Les yeux de Colomb et ceux du prieur se remplirent de larmes, car le cœur de l’un et de l’autre était touché d’une émotion bien naturelle dans un moment si solennel. Le navigateur aimait le franciscain, parce qu’il avait éprouvé son amitié dans un temps où il n’avait qu’un petit nombre d’amis timides ; et le digne prieur avait pour Colomb cet attachement que l’on conçoit souvent pour ceux à qui l’on a rendu service. Chacun d’eux appréciait et respectait les motifs de l’autre, et il existait entre eux un autre lien d’union dans leur entier dévouement à la religion chrétienne. Colomb se mit à genoux sur le sable et reçut la bénédiction de son ami avec l’humble soumission de la foi et avec un sentiment presque égal au respect qu’un fils aurait montré en recevant une bénédiction prononcée par son père.

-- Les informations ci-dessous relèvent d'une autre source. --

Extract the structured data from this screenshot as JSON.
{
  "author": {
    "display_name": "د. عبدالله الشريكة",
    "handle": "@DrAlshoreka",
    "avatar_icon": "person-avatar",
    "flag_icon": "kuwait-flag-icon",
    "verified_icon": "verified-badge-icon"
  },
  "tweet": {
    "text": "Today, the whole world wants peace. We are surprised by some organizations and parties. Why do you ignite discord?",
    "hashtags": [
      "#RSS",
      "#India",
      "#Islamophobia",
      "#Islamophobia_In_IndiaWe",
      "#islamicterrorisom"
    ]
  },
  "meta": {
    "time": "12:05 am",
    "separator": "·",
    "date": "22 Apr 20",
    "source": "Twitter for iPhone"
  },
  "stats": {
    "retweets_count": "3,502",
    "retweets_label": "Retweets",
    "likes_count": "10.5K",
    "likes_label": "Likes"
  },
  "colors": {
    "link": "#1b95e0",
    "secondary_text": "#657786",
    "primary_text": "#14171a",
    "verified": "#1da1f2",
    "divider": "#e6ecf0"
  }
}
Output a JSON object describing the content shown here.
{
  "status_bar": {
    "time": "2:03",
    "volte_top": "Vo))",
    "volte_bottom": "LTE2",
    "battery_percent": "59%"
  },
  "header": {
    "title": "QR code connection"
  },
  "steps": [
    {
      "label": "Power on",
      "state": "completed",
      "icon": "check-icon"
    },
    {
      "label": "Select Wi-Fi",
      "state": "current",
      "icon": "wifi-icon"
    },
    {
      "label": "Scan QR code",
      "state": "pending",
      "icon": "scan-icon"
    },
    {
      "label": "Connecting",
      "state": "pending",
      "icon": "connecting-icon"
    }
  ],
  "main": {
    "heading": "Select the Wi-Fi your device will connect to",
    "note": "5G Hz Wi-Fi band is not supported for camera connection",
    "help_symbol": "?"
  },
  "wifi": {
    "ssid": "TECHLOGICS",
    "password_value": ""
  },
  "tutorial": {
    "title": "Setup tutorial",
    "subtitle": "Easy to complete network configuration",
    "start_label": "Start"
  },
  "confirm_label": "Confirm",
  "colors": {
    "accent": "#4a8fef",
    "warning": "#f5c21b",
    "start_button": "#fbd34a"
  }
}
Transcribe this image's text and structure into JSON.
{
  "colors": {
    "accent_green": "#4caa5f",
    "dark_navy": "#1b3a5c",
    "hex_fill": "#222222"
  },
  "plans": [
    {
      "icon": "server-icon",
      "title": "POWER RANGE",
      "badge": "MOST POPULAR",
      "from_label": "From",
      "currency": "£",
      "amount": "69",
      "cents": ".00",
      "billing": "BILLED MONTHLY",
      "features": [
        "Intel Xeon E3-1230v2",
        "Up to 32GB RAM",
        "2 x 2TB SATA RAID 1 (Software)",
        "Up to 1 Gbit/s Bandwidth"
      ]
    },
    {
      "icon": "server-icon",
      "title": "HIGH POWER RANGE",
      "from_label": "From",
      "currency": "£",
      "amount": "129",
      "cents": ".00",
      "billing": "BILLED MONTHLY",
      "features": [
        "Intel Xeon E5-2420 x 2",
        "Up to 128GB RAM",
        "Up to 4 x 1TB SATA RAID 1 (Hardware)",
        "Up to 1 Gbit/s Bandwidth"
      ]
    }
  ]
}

— Et vous, jeune homme, reprit le père Juan Pérez d’une voix presque étouffée, vous ne vous en trouverez pas plus mal pour recevoir la bénédiction d’un vieux moine.

De même que la plupart des jeunes gens de ce siècle, Luis, au milieu de ses sentiments impétueux et de ses penchants de jeunesse, portait dans son cœur l’image du fils de Dieu, et avait un respect habituel pour les choses saintes ; il s’agenouilla sans hésiter, et reçut la bénédiction du prêtre avec humilité et reconnaissance.

— Adieu, saint prieur, dit Colomb en serrant la main du bon Franciscain. Vous avez été mon ami lorsque tout le monde s’éloignait de moi ; mais Dieu fera, j’espère, qu’on verra bientôt arriver le jour où ceux qui ont eu confiance en mes prédictions n’auront pas à rougir quand ils entendront prononcer mon nom. Oubliez-nous complètement, si ce n’est dans vos prières, d’ici à quelques mois ; et alors attendez des nouvelles qui véritablement élèveront la Castille à un tel degré de renom, que cette conquête de Grenade ne sera qu’un incident d’intérêt passager au milieu de la gloire du règne de Ferdinand et d’Isabelle.

Il prononça ces mots, non avec un ton de fanfaronnade, mais de l’air sérieux et tranquille d’un homme qui voyait une vérité cachée aux yeux des autres, et qui la voyait si clairement que l’effet de cette vision morale était de produire en lui une confiance qui égalait celle que les hommes ordinaires accordent au témoignage de leurs sens. Le prieur le comprit ainsi, et son cœur conserva cette assurance longtemps encore après le départ de son ami. Ils s’embrassèrent et se quittèrent.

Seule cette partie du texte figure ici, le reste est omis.